Ouf ! Je trouve enfin 5 minutes pour poster la conclusion de ce cas. Je présente mes plus plates excuses pour ce retard (surtout à toi, Pascale, car je sais que tu t'es creusée les méninges sur ce chat), mais ces derniers jours ont été quelque peu fatigants.
Bien, commençons par la coupe transpapillaire. Effectivement, on ne voit plus la forme classique du champigon, et pour cause : le pilier postérieur est victime d'hypogénésie. Il est petit, comme tronqué. Par contre, le pilier antérieur a subi le phénomène inverse: il est hypertrophié, fibrosé (on remarque son hyperechogénicité). Le myocarde sous-jacent est hétérogène.
Ce qui est également visible, c'est la faible taille de la cavité ventriculaire. On observe (subjectivement) également un épaissisement du septum, surtout en regard du pilier hypertrophié (ceci était un peu mieux visible sur le TM, mais désolé, pas de photos).
Ce "faible remplissage" s'observe également sur les coupes grand axe, où on a l'impression d'avoir un coeur "un peu vide de sang". Cet élément a rendu l'échocardiographie très difficile, surtout les abords gauche.
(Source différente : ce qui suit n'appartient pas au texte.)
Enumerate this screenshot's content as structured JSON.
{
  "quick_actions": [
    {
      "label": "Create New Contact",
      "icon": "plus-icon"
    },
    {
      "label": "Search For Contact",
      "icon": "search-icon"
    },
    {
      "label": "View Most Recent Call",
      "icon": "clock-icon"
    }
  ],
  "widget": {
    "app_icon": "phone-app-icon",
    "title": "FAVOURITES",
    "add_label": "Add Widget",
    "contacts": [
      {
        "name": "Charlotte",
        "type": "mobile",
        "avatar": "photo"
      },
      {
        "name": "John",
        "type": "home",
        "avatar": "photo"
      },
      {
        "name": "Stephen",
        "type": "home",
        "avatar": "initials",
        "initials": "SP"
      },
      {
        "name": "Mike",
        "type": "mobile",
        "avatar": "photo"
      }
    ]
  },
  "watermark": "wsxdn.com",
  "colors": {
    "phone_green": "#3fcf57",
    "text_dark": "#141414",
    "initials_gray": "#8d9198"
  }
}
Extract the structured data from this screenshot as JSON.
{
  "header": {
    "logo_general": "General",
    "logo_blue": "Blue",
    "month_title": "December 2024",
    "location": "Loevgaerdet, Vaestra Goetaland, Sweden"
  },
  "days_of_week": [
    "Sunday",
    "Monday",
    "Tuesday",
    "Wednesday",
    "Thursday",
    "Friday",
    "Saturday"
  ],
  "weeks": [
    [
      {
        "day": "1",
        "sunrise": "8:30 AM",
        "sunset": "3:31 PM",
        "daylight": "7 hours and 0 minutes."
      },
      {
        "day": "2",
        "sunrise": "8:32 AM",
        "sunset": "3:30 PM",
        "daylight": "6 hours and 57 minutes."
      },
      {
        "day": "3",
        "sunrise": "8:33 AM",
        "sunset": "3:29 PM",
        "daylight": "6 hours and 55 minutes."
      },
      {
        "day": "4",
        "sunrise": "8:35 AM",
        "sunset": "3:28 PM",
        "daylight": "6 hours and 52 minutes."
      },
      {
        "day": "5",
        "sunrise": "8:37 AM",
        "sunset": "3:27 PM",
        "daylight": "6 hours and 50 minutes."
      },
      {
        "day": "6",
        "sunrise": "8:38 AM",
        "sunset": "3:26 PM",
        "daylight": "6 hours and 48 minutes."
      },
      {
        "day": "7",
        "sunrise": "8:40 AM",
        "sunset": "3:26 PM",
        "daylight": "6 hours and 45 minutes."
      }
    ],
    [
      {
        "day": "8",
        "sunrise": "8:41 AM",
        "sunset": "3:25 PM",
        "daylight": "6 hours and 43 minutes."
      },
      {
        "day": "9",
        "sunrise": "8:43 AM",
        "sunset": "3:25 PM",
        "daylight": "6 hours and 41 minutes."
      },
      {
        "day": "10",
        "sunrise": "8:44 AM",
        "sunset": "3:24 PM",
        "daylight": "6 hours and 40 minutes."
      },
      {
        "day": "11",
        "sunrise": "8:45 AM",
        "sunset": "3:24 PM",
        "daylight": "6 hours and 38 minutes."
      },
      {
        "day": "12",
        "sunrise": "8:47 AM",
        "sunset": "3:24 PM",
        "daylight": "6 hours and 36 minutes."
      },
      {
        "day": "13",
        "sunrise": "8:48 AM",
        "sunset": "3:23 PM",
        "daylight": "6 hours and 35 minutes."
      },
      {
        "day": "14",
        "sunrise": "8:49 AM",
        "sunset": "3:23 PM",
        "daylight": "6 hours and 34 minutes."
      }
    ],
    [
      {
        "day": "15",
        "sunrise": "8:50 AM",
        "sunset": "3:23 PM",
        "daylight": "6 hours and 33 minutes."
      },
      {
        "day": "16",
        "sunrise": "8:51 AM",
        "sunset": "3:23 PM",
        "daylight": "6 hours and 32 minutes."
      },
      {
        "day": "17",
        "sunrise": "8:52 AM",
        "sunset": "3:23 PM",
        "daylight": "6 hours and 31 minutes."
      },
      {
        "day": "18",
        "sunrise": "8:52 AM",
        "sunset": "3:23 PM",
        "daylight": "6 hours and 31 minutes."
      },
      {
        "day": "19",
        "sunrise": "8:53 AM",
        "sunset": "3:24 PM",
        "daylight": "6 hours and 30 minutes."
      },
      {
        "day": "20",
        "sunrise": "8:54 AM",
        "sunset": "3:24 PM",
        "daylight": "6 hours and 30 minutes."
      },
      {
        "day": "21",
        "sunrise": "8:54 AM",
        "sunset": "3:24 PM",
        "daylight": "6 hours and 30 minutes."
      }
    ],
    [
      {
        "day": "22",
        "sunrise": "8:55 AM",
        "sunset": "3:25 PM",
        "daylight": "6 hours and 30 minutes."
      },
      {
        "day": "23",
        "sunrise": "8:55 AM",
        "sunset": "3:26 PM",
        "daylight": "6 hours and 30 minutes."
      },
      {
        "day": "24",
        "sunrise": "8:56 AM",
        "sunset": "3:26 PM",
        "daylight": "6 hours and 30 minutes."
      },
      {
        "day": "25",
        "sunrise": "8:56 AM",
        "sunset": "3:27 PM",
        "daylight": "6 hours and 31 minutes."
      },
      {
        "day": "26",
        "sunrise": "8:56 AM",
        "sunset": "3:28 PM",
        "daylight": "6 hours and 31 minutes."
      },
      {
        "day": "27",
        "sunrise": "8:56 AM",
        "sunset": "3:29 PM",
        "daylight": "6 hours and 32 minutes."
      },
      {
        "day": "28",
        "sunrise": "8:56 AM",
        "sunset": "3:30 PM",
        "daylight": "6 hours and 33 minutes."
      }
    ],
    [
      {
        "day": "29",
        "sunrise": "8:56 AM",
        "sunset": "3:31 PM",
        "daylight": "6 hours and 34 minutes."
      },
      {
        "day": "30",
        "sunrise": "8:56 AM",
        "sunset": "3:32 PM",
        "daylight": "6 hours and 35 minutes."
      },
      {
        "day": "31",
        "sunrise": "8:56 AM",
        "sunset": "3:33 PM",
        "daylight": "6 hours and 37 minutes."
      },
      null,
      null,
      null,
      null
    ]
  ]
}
On y revient plus loin.

Pour cette coupe, nous sommes en fait juste après la fin de la systole atriale, au moment où la pression intraventriculaire surpasse la pression intra-atriale, alors que le ventricule commence à se mettre en tension (donc pour Pascale : nous sommes bien en télédiastole ventriculaire, juste au moment où le ventricule va se contracter, merci le ciné-loop).
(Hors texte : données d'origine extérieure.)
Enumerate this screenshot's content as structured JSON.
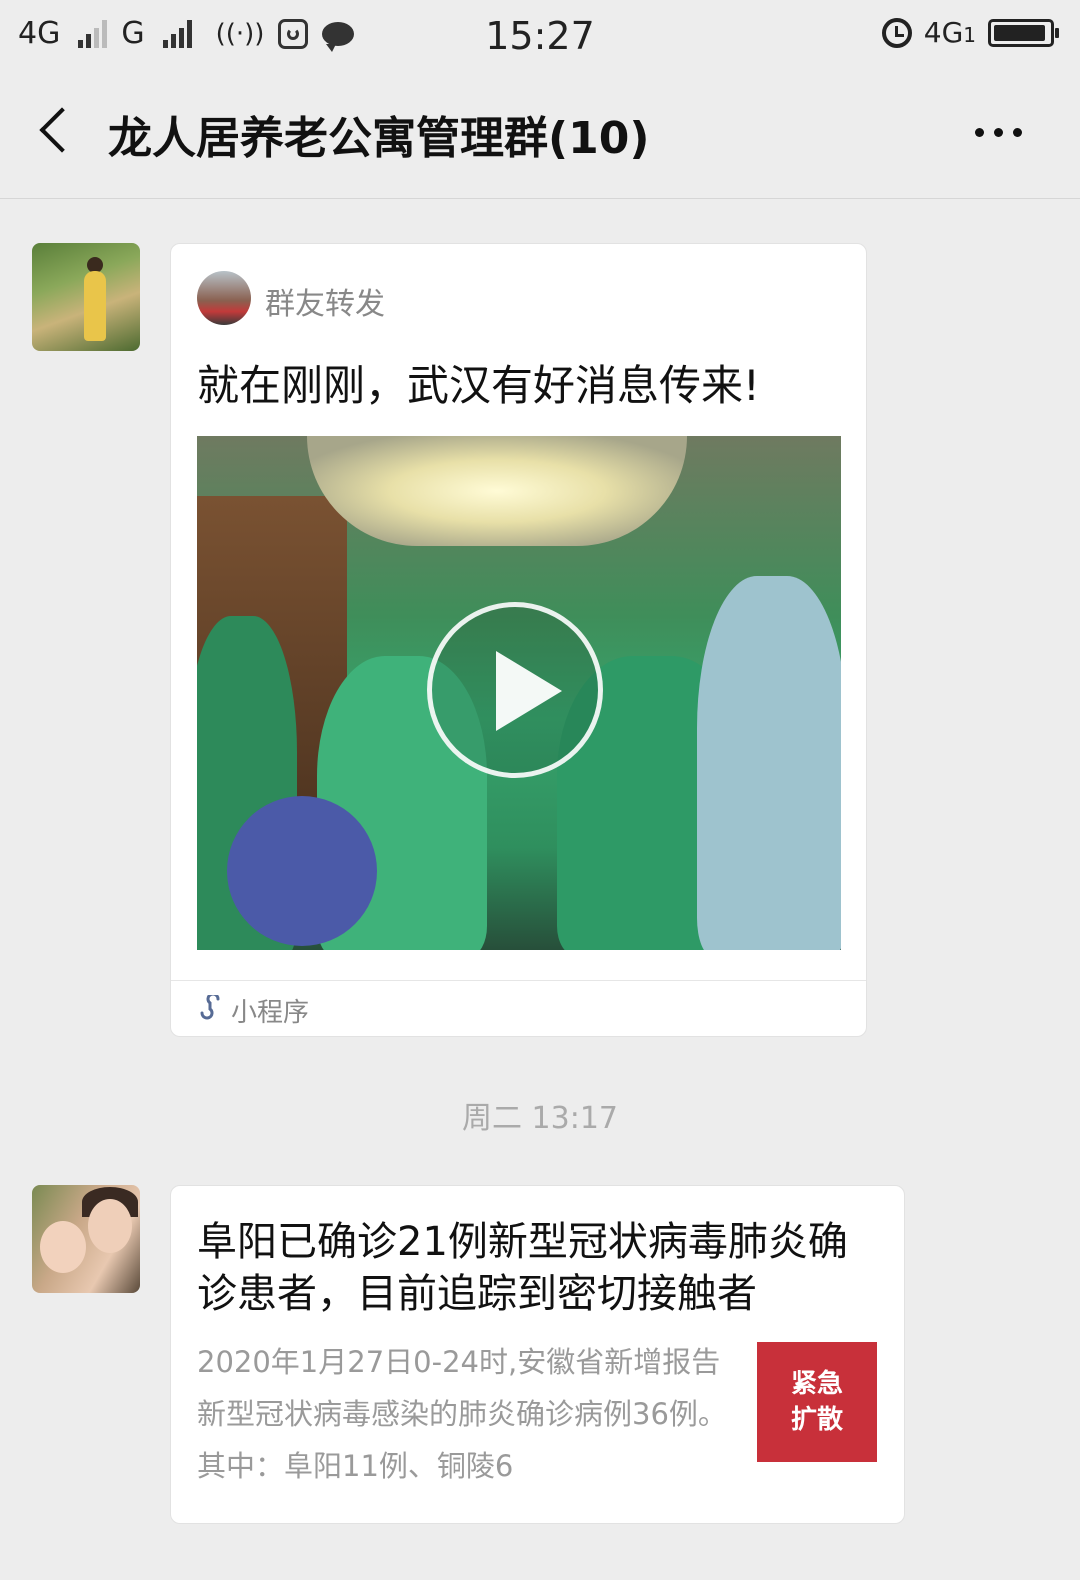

On voit effectivement notre pilier se balader dans la cavité ventriculaire, les cordages sont très visibles, un peu épais, hyperéchogènes.
Si on regarde bien, le bord libre du feuillet antérieur mitral est trop long, et à priori aucun cordage ni est attaché.

On le voit mieux sur l'autre coupe, où le bord du FAM vient taper contre le petit bourrelet septal dû à l'épaississement focal.
Le rapport Ag/Ao était aux alentours de 1.
Le doppler mitral révélait une fuite mesurée à 1 m/s.
Effectivement, le fait d'avoir vu les images en mouvement permet de mieux appréhender la lésion, mais on pouvait déjà tirer pas mal de choses des images statiques 2D.
En conclusion, notre petit chat est atteint d'une dysplasie mitrale, avec anomalie du FAM et de l'implantation des cordages, et anomalies des piliers.
Rappelons que chez le chat, les dysplasies atrio-ventriculaires (mitrale en tête) sont les anomalies congénitales les plus fréquentes.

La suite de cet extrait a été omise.